Paul Solotaroff and the Rolling Stone just released an article, “Animal Cruelty is the Price we Pay for Cheap Meat”, which unfortunately is laden with lies and misinformation. This article is not even close to what happens on hog farms.
I was astonished there were no family farmers interviewed for this article. It’s astonishing to me because 96% of hog farms are family farms. But the article only refers to Big Meat, which I am assuming are non-family corporations. And I believe this was intentional because for this article to have its greatest impact, Rolling Stone needed to appeal to peoples’ emotions. Emotions where people think corporations don’t give a damn about animal cruelty.
One of the most outlandish statements was “sows made sick from breathing in her own waste while fed food packed with growth-promoting drugs, and sometimes even garbage. (The word “garbage” isn’t proverbial: Mixed in with the grain can be an assortment of trash, including ground glass from light bulbs, used syringes and the crushed testicles of their young. Very little on a factory farm is ever discarded.)” Sows are not fed garbage. Common sense tells you sows that give birth to pigs would be harmfully affected if fed garbage, especially the garbage aforementioned. The truth is our pigs eat more nutritiously than my family. We use an animal nutritionist, who gives us a diet each animal needs.
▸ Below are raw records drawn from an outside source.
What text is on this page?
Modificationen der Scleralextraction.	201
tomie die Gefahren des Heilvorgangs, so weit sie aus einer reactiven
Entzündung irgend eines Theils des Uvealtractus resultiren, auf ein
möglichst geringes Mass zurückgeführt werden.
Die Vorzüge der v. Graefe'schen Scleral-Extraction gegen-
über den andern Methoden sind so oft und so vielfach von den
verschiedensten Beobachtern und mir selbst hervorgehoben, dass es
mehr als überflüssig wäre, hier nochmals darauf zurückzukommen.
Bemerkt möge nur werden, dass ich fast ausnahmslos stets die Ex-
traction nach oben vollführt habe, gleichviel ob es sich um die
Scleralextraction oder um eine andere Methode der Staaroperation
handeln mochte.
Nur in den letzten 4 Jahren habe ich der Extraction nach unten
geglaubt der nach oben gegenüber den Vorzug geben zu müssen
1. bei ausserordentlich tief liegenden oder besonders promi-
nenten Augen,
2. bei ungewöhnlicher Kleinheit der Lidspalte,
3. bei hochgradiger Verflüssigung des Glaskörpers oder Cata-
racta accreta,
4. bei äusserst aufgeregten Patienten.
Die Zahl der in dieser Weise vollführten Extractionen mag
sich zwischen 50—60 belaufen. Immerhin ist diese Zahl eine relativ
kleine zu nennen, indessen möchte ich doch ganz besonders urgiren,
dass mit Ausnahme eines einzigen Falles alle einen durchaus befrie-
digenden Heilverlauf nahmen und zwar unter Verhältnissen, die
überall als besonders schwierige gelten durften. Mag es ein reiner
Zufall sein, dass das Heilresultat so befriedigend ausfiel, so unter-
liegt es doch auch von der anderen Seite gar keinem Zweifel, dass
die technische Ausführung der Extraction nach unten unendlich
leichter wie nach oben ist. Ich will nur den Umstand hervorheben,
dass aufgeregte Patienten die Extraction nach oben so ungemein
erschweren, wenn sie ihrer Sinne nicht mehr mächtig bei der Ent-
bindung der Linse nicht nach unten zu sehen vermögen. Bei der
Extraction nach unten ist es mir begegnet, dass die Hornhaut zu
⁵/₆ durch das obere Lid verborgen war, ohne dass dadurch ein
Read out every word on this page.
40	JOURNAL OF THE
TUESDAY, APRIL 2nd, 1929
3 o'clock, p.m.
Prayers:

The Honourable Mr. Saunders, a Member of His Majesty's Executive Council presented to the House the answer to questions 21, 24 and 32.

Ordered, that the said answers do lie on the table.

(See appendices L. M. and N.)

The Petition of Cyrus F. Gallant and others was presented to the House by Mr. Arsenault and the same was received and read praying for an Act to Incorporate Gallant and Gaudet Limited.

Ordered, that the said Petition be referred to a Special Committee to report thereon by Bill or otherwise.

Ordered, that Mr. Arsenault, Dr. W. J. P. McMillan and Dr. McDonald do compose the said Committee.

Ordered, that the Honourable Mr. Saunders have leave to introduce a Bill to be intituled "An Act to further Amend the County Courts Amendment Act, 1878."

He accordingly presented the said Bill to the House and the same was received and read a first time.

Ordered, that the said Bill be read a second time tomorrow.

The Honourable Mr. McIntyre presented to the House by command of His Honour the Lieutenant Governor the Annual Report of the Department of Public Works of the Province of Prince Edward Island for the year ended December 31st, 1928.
The pigs on our farm are fed nine different rations (our word for recipe) during their lifetime. Each ration is based on specific pigs’ nutritional needs during different growth stages.
Another statement – “Alas, cows and pigs aren’t built to live indoors; they get sick and depressed, go after one another and kill or eat their young in despair.” I can assure you, Mr. Solotaroff, that when our sows were housed outdoors they attacked each other and ate their young. Pigs have a social hierarchy where they establish a pecking order. This pecking order is part of their natural behaviors because they need to determine a “boss sow”. And, unfortunately, these behaviors can involve attacking each other. Sows have actually died on our farm because another sow killed it and this happened when they were living outside. Read “Why Use Individual Gestation Pens” for more information.
And one last statement – “They dumped antibiotics into the grain they fed the stock; created two-foot-by-seven-foot gestation crates so sows couldn’t bite one another’s tails or crush their young by lying down; and kept the animals fat and sad so they wouldn’t fight back when led to slaughter.”
Really? Dumped antibiotics into their feed?
It is illegal to just arbitrarily dump antibiotics into feed. Antibiotics are given only under supervision by our veterinarian. A prescription is required for ALL antibiotic use by animals. All animals are subjected to a drug withdrawal period (amount of time after the last dosage) before any pig goes to market. In addition, antibiotics cost money. There is no advantage to giving them more antibiotics than they need. And animals are “sad so they wouldn’t fight back when led to slaughter?” This is simply a journalistic strategy to play on people’s emotions.On our farm, we see healthy animals who are very content, not fat and sad.
Let it be known, as a hog farmer, I am opposed to any type of animal abuse. In fact, I am outraged. There are no excuses and it should be stopped immediately. But to report on blatant untruths and play on people’s emotions by misrepresenting farms is irresponsible and outrageous, Mr. Solotaroff.
If you really want to be taken serious, Rolling Stone, you should have also reported the other side of agriculture instead of being a puppet for HSUS (Humane Society of the United States). HSUS is not your local humane society. They give less than 1% of their donations to local humane societies, even though the vast majority of their commercials play on people’s emotions by showing cats and dogs. So please donate your money to your local humane society.
Animal Cruelty is NOT the price we pay for cheap meat. In fact, if we really did have animal cruelty, our meat would not be cheap at all because animals do not thrive if they are treated with cruelty. If stressed, sows would not be able to get pregnant or would abort their litters. Instead, the reality is we have healthy sows and piglets. Affordable meat is the result of farmers’ efficiencies, technologies and old fashioned hard work. If Mr. Solotaroff talked to a family farmer he would have known that.